Any practice that resists China's reunification will be thwarted, he said.
Wang made the remarks after United States Secretary of State Antony Blinken said in a recent interview that Washington has commitments under the so-called Taiwan Relations Act to ensure that Taiwan has the ability to defend itself, and the US and its allies would take action against unilateral moves to use force to alter the status quo on Taiwan.
Blinken's remarks came after a delegation of US lawmakers paid a visit to the island by US military aircraft on Tuesday night.
Such remarks disregarded facts and went against international jurisprudence, Wang said at a daily news conference.
The "Taiwan Relations Act" unilaterally formulated by the US violates the commitments Washington has made in the three China-US joint communiques, and puts domestic laws above international obligations, which is illegal and invalid, Wang said.
"China will never allow the US to infringe on China's sovereignty or interfere in its internal affairs under any pretext," he said, urging Washington to tread cautiously and stop sending any wrong signals to "Taiwan independence" forces.
Wang reiterated that there is only one China in the world and the one-China principle is a universally recognized norm governing international relations and a consensus widely accepted by the international community.

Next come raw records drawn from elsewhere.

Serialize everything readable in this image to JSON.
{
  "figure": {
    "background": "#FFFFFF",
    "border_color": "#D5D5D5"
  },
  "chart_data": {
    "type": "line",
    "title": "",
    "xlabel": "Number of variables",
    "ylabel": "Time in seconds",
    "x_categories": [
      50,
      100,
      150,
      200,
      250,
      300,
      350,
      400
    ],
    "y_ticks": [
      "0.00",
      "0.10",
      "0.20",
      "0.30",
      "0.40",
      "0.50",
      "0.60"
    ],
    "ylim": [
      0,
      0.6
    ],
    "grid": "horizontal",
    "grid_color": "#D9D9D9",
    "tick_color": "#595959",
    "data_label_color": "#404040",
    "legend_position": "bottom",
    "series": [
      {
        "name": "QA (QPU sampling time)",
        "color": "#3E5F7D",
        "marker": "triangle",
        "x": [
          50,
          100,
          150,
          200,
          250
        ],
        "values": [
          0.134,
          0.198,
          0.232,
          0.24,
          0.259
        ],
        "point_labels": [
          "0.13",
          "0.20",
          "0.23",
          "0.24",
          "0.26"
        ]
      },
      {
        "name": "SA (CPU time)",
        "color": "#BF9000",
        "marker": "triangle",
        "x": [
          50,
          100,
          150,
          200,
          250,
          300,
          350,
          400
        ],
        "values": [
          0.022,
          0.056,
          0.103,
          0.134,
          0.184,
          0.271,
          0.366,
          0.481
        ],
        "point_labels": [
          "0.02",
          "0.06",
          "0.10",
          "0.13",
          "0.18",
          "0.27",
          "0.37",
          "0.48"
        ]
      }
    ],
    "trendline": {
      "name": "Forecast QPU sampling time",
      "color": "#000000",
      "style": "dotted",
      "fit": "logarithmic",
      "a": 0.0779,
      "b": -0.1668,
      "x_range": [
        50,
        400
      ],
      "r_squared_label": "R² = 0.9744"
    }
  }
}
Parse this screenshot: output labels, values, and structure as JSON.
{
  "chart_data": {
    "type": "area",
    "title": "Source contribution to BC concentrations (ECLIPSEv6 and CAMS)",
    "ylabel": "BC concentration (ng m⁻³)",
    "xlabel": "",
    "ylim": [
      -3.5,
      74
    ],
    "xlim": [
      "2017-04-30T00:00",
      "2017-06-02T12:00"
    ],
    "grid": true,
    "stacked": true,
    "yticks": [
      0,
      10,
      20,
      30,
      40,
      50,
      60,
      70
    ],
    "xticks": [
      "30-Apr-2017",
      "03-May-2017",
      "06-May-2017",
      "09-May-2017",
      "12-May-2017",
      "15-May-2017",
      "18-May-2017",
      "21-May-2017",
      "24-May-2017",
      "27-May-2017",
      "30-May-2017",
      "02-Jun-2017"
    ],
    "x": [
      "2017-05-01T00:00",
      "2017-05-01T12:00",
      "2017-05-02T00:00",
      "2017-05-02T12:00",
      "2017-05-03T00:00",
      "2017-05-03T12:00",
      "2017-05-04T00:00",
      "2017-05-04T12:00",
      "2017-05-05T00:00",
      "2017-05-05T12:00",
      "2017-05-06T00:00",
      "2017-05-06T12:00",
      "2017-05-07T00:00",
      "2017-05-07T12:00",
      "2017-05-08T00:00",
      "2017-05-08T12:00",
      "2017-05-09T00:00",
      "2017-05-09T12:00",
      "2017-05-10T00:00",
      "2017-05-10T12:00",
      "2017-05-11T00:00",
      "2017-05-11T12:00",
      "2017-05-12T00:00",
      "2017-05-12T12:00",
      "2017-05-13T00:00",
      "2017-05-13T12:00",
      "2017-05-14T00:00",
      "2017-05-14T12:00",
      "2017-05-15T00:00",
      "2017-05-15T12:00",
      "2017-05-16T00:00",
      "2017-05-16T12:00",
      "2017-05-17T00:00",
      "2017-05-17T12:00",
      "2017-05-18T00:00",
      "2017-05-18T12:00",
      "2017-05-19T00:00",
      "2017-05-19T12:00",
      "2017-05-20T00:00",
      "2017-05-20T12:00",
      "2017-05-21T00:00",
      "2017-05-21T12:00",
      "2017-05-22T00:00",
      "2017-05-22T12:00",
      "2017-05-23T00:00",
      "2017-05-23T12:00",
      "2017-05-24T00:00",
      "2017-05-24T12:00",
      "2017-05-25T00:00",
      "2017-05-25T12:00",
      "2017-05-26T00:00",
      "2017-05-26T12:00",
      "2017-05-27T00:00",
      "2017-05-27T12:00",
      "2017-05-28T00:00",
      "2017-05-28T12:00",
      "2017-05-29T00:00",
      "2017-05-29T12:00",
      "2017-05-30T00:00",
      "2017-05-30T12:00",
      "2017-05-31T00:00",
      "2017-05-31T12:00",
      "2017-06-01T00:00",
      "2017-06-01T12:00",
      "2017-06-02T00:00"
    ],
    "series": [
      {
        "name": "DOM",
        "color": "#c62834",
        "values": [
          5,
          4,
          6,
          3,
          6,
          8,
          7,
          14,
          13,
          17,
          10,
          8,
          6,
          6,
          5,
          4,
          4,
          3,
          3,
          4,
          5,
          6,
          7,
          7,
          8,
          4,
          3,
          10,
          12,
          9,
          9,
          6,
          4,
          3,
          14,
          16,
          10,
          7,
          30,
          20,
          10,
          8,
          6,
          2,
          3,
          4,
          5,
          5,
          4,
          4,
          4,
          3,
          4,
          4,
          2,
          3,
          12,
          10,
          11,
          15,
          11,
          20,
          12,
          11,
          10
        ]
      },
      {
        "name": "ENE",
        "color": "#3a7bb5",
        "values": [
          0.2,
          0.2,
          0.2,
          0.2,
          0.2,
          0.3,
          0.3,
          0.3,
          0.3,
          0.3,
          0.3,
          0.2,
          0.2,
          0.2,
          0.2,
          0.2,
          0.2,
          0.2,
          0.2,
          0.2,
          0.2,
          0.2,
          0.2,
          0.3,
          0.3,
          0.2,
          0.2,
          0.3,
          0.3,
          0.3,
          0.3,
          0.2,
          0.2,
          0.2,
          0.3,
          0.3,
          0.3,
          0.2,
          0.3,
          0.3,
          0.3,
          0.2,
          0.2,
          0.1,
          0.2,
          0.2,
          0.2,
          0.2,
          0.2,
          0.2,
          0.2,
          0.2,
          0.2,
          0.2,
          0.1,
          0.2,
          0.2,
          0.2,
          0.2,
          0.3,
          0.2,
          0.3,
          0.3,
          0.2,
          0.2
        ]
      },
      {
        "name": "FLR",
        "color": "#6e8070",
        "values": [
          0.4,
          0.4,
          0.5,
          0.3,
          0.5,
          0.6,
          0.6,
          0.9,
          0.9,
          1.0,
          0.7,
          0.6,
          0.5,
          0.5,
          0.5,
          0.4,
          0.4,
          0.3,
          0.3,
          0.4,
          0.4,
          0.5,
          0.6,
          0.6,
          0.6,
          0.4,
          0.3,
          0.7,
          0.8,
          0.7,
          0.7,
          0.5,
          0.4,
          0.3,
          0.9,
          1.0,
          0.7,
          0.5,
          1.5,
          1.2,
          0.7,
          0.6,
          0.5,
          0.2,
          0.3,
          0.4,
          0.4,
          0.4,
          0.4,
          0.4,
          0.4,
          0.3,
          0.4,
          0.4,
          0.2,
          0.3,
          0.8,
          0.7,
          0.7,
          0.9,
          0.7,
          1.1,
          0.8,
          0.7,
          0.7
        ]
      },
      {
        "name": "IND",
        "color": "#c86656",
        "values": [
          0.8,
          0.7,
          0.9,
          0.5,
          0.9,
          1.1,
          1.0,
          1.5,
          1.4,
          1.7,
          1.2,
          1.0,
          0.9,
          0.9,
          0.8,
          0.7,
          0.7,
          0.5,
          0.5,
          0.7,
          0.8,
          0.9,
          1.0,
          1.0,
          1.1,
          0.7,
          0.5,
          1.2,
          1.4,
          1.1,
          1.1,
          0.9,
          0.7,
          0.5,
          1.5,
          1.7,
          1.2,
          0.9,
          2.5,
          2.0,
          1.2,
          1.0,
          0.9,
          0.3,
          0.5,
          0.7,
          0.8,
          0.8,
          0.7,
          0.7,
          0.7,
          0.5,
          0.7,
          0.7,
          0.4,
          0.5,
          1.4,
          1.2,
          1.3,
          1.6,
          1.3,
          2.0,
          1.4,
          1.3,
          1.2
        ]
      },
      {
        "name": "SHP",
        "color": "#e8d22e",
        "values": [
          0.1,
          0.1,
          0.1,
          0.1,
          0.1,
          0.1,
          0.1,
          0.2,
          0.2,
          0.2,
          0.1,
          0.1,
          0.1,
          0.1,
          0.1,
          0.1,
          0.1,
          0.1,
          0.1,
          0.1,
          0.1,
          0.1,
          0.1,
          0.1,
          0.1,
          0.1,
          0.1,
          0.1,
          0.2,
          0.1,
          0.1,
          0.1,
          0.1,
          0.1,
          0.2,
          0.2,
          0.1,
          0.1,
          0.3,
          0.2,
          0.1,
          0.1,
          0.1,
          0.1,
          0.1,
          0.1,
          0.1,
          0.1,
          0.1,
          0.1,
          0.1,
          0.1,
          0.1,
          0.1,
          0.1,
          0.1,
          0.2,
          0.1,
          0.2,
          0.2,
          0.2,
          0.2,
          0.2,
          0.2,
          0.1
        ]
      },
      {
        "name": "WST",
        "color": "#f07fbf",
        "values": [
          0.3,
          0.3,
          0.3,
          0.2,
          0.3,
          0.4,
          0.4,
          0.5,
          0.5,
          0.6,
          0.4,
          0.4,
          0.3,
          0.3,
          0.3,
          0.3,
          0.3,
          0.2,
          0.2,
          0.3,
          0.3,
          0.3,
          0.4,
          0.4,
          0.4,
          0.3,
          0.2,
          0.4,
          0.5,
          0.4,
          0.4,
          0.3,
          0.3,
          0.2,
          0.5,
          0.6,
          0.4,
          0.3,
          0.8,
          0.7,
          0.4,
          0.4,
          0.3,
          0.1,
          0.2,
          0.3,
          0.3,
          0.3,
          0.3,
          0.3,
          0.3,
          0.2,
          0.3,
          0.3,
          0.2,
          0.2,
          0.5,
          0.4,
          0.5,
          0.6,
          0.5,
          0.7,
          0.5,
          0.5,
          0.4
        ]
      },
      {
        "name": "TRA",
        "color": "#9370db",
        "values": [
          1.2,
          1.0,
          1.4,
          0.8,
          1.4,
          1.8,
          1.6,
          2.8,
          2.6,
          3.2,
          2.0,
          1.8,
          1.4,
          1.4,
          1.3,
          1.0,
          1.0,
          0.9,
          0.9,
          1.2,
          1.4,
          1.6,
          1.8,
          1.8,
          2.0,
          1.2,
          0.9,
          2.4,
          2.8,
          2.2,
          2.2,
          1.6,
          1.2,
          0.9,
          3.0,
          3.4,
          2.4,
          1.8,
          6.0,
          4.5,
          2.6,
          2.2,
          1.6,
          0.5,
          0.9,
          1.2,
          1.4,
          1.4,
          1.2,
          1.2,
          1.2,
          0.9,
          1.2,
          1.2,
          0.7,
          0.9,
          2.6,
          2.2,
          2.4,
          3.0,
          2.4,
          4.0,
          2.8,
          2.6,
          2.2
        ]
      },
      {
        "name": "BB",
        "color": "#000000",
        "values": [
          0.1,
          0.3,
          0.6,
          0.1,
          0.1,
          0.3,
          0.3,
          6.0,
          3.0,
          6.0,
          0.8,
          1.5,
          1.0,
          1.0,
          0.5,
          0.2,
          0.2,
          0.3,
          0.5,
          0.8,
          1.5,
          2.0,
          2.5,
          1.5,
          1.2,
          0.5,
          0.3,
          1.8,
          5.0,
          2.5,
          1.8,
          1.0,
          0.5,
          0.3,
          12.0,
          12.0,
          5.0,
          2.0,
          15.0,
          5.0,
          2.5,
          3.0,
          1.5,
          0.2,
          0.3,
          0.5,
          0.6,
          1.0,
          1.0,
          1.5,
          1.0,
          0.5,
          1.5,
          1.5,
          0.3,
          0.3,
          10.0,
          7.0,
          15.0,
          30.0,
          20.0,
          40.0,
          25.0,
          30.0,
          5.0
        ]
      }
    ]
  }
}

The root cause of the current tension across the Taiwan Straits is that the Taiwan authorities and a handful of "Taiwan independence" separatist forces try to deny and challenge the one-China principle and expand the space for "Taiwan independence" activities, Wang said.
The Chinese government and the international community oppose the moves, Wang said, adding that any attempts to challenge the one-China principle and to support "Taiwan independence" separatist activities will end in failure.
Also on Thursday, Zhu Fenglian, a spokeswoman for the Taiwan Affairs Office of the State Council, warned Taiwan's Democratic Progressive Party-led authorities that any provocative move by colluding with external forces for "independence" will not succeed.